ルッキズムなくならないけど感じる違和感

ルックス至上主義の極みともいえるアイドル業界の中で、容姿によって逆説的な評価を得た藤田は、ルッキズムをどのように捉えているのか。

「正直、ルッキズムはなくならないと思います。私自身、美しくあることで得したいと思うのは理解できます。ただ、本来は人の数だけ美しさの形があるべきなのに、痩せていないと美しくないという価値観に縛られることには疑問を感じます。

他人の体型に口出しをすること自体が、あまり品が良いとはいえないと個人的には感じてしまいます」

ビフォーアフターをSNSで投稿するたびに話題に
ビフォーアフターをSNSで投稿するたびに話題に
すべての画像を見る

必死にアイドル活動している最中には見向きもされず、あきらめてありのままをさらけ出したとき、人からの関心を得られる。それはSNSでの評価のみならず、身近な人からの愛情も同じかもしれない。

「幼少期から今までの人生で学んだのは、『泣いていても人は助けてくれない』ということです。人間って、傷があると他者をカウンセラーとして代用しようとすると思うんです。でも、助けてと叫べば叫ぶほど、人は離れていきます。

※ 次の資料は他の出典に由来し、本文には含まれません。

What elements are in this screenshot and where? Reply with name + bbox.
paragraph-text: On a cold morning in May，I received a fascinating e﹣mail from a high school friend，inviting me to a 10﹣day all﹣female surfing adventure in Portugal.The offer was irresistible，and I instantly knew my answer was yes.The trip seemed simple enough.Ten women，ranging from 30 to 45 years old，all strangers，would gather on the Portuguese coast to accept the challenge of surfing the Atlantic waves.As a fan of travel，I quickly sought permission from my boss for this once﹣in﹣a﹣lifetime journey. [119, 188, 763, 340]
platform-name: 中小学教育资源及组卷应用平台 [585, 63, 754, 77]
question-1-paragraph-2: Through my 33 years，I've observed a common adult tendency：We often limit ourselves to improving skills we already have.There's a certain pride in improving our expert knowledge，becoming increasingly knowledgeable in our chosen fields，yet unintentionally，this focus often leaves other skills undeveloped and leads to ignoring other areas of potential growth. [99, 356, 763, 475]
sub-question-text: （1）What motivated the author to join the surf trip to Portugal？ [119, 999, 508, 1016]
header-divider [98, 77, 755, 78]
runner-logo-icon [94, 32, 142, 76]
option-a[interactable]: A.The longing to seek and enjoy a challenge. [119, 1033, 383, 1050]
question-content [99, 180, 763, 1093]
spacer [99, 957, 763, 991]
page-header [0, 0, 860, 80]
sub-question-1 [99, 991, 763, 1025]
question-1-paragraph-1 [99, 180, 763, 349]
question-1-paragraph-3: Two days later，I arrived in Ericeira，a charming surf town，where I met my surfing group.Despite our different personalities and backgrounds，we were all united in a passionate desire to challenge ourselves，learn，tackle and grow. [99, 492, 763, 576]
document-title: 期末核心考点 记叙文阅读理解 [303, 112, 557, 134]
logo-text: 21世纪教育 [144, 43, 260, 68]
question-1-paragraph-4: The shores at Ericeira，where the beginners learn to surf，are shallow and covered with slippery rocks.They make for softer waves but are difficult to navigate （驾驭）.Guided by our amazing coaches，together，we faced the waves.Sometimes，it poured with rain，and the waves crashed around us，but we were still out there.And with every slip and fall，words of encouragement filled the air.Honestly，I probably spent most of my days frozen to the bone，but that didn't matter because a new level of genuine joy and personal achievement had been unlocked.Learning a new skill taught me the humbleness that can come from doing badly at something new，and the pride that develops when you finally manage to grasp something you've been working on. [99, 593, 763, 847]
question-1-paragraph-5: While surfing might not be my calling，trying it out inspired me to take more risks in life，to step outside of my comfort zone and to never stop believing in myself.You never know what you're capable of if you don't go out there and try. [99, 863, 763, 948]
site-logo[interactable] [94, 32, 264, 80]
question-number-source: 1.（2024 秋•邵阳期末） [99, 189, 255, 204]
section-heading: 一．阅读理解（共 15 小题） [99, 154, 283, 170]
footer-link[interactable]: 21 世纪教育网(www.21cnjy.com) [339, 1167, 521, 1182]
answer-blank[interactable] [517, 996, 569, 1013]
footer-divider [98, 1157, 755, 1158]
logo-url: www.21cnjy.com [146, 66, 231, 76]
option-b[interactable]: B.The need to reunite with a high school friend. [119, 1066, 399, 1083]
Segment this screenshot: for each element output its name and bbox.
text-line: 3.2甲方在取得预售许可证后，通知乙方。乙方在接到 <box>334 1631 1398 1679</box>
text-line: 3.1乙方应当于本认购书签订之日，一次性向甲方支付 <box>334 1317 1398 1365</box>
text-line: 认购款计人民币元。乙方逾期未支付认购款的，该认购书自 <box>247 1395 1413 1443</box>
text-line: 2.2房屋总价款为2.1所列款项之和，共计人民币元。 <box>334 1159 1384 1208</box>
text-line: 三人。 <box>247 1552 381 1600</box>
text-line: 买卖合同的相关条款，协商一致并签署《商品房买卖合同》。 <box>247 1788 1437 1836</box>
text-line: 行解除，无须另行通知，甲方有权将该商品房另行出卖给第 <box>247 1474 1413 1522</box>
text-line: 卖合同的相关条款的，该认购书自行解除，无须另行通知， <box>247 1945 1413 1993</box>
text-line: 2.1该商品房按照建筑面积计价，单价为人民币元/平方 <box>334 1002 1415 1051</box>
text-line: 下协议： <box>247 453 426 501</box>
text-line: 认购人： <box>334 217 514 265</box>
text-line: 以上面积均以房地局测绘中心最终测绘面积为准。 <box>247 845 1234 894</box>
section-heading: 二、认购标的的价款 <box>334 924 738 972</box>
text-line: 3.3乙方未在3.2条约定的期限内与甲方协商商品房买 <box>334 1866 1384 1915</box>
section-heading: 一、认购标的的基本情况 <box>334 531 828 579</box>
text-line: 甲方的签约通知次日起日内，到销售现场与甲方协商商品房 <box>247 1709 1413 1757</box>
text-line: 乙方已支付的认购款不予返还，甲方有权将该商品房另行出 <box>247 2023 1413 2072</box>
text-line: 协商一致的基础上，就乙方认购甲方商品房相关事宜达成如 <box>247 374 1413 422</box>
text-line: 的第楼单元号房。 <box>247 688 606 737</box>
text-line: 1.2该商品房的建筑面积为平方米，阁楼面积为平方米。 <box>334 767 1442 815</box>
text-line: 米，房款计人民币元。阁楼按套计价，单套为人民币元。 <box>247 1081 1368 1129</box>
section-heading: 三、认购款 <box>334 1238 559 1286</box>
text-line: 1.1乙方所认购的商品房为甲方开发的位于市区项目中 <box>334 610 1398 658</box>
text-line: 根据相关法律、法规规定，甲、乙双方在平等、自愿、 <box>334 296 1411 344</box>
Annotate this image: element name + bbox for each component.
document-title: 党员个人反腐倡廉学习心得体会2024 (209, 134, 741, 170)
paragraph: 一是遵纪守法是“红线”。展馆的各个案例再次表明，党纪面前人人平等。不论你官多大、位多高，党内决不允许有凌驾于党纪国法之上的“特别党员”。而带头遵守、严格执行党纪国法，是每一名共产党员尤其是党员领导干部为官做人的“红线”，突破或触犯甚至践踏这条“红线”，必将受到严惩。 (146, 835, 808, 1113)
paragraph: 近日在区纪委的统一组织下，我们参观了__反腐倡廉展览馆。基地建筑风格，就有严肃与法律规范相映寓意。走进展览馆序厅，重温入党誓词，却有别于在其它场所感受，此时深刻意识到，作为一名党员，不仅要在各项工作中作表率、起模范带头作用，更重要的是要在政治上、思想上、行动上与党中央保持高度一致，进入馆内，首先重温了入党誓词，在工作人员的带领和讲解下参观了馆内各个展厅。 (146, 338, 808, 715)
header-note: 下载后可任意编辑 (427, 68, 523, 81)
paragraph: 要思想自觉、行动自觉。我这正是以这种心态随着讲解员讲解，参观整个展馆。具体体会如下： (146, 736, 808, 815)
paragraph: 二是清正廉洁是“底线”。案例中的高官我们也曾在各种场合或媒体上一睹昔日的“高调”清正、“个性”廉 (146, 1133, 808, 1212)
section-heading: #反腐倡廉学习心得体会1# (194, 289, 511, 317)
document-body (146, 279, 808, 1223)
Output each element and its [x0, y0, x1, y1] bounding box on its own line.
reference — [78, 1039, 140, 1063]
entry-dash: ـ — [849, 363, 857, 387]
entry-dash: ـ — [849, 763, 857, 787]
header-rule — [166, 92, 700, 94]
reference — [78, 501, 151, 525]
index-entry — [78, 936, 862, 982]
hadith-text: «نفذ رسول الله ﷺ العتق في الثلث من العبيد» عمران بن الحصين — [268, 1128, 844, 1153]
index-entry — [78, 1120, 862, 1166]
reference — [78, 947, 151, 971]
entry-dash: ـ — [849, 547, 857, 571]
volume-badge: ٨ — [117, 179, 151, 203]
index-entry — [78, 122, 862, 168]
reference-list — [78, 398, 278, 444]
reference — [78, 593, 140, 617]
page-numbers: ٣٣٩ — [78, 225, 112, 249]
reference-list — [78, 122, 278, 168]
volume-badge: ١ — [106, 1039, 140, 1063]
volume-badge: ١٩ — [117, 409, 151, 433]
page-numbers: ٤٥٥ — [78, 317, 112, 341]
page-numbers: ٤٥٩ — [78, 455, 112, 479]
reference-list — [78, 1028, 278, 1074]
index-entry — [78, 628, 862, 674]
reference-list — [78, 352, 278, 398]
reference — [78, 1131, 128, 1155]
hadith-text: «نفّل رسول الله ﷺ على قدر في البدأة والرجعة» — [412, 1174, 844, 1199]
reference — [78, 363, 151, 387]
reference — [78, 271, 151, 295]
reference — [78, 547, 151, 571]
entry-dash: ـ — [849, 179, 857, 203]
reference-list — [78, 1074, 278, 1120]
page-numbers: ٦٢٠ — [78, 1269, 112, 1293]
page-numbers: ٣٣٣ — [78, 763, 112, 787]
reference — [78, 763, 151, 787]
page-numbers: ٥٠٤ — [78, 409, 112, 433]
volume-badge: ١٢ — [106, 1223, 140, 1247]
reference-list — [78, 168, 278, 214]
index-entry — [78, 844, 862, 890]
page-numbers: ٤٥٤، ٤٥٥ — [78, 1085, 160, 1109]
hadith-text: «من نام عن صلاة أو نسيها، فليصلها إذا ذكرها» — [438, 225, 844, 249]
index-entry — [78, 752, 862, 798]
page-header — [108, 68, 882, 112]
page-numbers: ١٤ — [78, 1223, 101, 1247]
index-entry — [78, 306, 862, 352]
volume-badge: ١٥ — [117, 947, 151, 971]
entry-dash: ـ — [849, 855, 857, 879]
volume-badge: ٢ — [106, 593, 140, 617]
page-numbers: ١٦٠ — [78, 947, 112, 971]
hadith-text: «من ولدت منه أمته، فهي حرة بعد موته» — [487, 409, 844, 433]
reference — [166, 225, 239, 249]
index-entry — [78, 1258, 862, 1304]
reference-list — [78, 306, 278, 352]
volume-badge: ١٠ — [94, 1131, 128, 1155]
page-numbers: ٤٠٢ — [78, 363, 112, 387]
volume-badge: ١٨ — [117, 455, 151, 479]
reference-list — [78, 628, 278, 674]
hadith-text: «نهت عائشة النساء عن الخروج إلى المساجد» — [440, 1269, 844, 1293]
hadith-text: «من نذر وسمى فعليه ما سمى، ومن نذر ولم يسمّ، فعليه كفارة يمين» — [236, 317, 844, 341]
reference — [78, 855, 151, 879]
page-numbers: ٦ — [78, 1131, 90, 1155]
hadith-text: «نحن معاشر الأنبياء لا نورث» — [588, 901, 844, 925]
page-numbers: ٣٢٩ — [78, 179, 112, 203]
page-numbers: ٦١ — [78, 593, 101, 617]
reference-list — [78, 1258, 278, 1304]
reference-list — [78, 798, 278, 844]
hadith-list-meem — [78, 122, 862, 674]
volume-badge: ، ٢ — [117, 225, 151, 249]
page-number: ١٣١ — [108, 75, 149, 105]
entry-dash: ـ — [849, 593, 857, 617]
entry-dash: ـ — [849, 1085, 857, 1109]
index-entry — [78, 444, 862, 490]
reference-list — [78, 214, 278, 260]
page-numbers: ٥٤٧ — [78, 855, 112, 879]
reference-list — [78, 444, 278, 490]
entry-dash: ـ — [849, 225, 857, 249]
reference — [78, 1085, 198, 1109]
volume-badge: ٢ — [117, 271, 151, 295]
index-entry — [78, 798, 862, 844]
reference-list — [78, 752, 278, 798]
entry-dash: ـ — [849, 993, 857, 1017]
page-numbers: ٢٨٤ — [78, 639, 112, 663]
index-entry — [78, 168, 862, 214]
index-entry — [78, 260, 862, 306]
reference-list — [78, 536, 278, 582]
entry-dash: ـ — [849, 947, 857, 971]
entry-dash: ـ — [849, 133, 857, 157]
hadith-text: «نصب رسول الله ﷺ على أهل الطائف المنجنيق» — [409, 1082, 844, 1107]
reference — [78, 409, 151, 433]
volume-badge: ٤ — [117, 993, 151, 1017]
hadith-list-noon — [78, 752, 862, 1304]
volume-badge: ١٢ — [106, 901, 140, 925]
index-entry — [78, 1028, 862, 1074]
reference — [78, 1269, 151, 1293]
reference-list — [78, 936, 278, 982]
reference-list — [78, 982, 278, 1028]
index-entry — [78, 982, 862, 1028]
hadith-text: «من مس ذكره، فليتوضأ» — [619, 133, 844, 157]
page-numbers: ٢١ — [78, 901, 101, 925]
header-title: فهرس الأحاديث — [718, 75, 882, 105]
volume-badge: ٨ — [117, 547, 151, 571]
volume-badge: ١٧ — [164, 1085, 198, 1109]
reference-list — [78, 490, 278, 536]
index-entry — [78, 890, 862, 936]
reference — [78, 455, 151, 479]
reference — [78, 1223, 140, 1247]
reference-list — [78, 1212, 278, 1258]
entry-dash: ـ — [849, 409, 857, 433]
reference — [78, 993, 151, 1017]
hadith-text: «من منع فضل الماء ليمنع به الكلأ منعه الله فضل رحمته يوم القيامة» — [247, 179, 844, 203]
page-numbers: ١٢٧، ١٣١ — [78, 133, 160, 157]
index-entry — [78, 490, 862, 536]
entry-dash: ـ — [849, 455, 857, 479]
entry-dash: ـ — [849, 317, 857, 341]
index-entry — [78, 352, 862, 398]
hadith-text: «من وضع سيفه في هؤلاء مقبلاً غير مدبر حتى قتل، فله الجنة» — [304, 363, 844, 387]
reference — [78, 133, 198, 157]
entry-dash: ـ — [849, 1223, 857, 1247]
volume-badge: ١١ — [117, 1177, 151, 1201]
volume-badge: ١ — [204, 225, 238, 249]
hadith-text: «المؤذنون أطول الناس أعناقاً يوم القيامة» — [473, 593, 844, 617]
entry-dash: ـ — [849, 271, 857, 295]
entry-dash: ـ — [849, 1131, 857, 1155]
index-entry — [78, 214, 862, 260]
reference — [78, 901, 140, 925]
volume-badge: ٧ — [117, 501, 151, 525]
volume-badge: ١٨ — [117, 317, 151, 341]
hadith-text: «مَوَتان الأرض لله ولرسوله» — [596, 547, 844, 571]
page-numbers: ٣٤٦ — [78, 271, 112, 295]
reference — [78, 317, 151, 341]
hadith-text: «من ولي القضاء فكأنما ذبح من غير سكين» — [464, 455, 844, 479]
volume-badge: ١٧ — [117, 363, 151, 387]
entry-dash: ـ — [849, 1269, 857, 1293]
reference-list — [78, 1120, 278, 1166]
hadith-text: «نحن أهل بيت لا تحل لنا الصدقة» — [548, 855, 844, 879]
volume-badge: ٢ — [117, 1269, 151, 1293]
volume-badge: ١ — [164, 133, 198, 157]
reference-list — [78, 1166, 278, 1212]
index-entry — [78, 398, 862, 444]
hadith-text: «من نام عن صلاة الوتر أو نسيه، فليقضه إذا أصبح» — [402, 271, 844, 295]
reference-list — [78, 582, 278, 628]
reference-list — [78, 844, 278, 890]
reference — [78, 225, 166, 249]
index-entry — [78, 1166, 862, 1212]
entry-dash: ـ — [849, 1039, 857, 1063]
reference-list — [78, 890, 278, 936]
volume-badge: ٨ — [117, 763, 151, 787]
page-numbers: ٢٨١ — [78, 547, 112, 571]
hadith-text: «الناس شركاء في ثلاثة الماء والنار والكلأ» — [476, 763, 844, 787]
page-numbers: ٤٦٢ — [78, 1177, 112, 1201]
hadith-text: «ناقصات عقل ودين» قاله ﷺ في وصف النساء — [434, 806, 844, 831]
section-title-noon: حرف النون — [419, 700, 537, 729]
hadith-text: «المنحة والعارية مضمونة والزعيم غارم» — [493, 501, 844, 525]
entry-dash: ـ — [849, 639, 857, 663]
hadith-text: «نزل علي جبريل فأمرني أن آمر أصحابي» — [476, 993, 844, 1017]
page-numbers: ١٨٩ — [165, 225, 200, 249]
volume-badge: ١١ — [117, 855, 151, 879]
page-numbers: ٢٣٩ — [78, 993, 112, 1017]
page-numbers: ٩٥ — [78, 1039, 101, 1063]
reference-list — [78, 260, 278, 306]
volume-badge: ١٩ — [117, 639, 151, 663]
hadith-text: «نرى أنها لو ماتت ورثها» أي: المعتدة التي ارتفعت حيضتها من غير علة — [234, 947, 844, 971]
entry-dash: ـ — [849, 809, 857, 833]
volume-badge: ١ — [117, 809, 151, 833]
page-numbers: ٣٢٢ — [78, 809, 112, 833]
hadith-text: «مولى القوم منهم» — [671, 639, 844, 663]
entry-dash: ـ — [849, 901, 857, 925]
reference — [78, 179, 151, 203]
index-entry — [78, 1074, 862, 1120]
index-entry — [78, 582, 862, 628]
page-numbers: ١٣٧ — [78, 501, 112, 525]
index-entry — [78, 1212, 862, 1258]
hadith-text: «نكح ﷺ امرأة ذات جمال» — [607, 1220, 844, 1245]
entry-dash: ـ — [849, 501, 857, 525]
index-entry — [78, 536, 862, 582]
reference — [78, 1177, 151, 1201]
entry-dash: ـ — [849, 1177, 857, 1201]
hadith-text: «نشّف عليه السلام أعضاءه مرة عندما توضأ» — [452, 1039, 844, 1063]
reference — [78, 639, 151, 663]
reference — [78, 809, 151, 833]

親子関係においても同様です。『お母さんだから◯◯してくれて当然』と期待していると、欲しい愛情が手に入らないことに悩む場面が必ず出てきます。あきらめて、都合よく考えることが、きっと自分を楽にするんじゃないかと私は考えています」

今後の活動について、「新しいバンドでの作詞など、表現や創作の方面で活躍していきたい」と藤田は語る。「誰かが病んでしまうのは、原因をたどればそれなりに理由があるはず。そんな人たちにそっと寄り添えたら」。

かつての自分自身や母親のような人たちに向けて、藤田はこれからも社会に向けて言葉を投げかけ続ける。